God in Essence

“who, though he was God in essence, did not regard it as something to be grasped — to be equal to God — ”

(Philippians 2:6)

This is one of those verses, when taken in isolation of the teachings of scripture and not with an understanding of the Greek language, has led people down the road to heresy, for some will read this verse as saying that Jesus gave up his divinity to become human and such could not be further from the truth. In addition, there are also some who will read this verse in a way that implies that God the Son and God the Father are separable. Similarly, this is not the testimony of scripture as a whole.

Paul’s words in this verse begin with, “though he was God in essence.” Some of our English translations render this: “though he was in the form of God,” which is good Greek, but can be misleading in English. For us, something that takes the form of something else is a doppelgänger of sorts — a mimic or a copy, but not one with the original. The term that Paul uses here is morfh/ (morphe), which refers to the basic essence of something. Essentially what Paul is writing here is that all of the essential attributes of the Godhead were and are fully present in Jesus. In fact, given that the verb in this clause is in the imperfect state, the implication is that these divine attributes continue even into his dual nature. Jesus is God…he is the second person in the Triune Godhead, and he did not consider, reason, or think that his rightfully revealed glory was something to be clung to but he came to this world in the essence of a servant…a slave even.

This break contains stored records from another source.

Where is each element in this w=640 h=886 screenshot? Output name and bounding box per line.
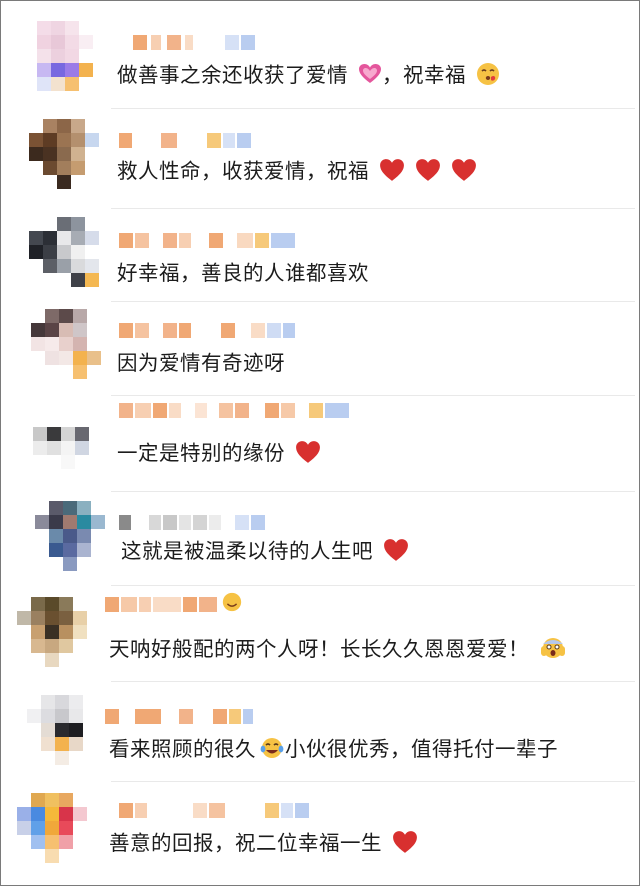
red-heart-icon <box>296 441 320 463</box>
comment-text: 这就是被温柔以待的人生吧 <box>121 537 409 565</box>
divider <box>111 395 635 396</box>
comment-text: 救人性命，收获爱情，祝福 <box>117 157 477 185</box>
comment-text: 善意的回报，祝二位幸福一生 <box>109 829 418 857</box>
avatar-pixelated[interactable] <box>27 695 99 767</box>
divider <box>111 491 635 492</box>
red-heart-icon <box>416 159 440 181</box>
comment-text: 看来照顾的很久 小伙很优秀，值得托付一辈子 <box>109 737 558 761</box>
avatar-pixelated[interactable] <box>33 413 105 485</box>
sparkling-heart-icon <box>359 64 382 83</box>
avatar-pixelated[interactable] <box>17 793 89 865</box>
comment-text: 好幸福，善良的人谁都喜欢 <box>117 261 369 285</box>
comment-list: 做善事之余还收获了爱情 ，祝幸福 救人性命，收获爱情，祝福 好幸福，善良的人谁都… <box>0 0 640 886</box>
kiss-face-icon <box>477 63 500 85</box>
red-heart-icon <box>384 539 408 561</box>
tears-of-joy-face-icon <box>260 738 284 758</box>
comment-text: 因为爱情有奇迹呀 <box>117 351 285 375</box>
divider <box>111 585 635 586</box>
red-heart-icon <box>393 831 417 853</box>
comment-text: 做善事之余还收获了爱情 ，祝幸福 <box>117 61 500 89</box>
divider <box>111 681 635 682</box>
comment-text: 一定是特别的缘份 <box>117 439 321 467</box>
avatar-pixelated[interactable] <box>29 217 101 289</box>
avatar-pixelated[interactable] <box>31 309 103 381</box>
red-heart-icon <box>452 159 477 181</box>
divider <box>111 108 635 109</box>
divider <box>111 301 635 302</box>
red-heart-icon <box>380 159 404 181</box>
avatar-pixelated[interactable] <box>17 597 89 669</box>
screaming-face-icon <box>541 638 566 658</box>
comment-text: 天呐好般配的两个人呀！长长久久恩恩爱爱！ <box>109 635 567 663</box>
smile-emoji-icon <box>222 592 242 612</box>
avatar-pixelated[interactable] <box>29 119 101 191</box>
divider <box>111 208 635 209</box>
avatar-pixelated[interactable] <box>35 501 107 573</box>
avatar-pixelated[interactable] <box>23 21 95 93</box>
divider <box>111 781 635 782</box>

Interestingly, Jesus’ behavior is just the opposite of Satan who was willing to sacrifice everything in the hopes of becoming equal in status with God yet was thrown down because of his rebellion. Satan demonstrates the results of pride; Jesus demonstrates a life of humility. How often, in life, even professing Christians pursue a life that looks more like Satan’s than Jesus’. And what is this language of equality at the end of the verse? It speaks not to ontological equality (equality in essence, something that has already been established) but to equality in status or glory…such would be the contrast that Paul is establishing in the following verse. There is an exchange not in essential Godhead but instead a willingness to veil his glory in the flesh of humanity for a season and for the purpose of saving humanity. What a mighty and great God we serve!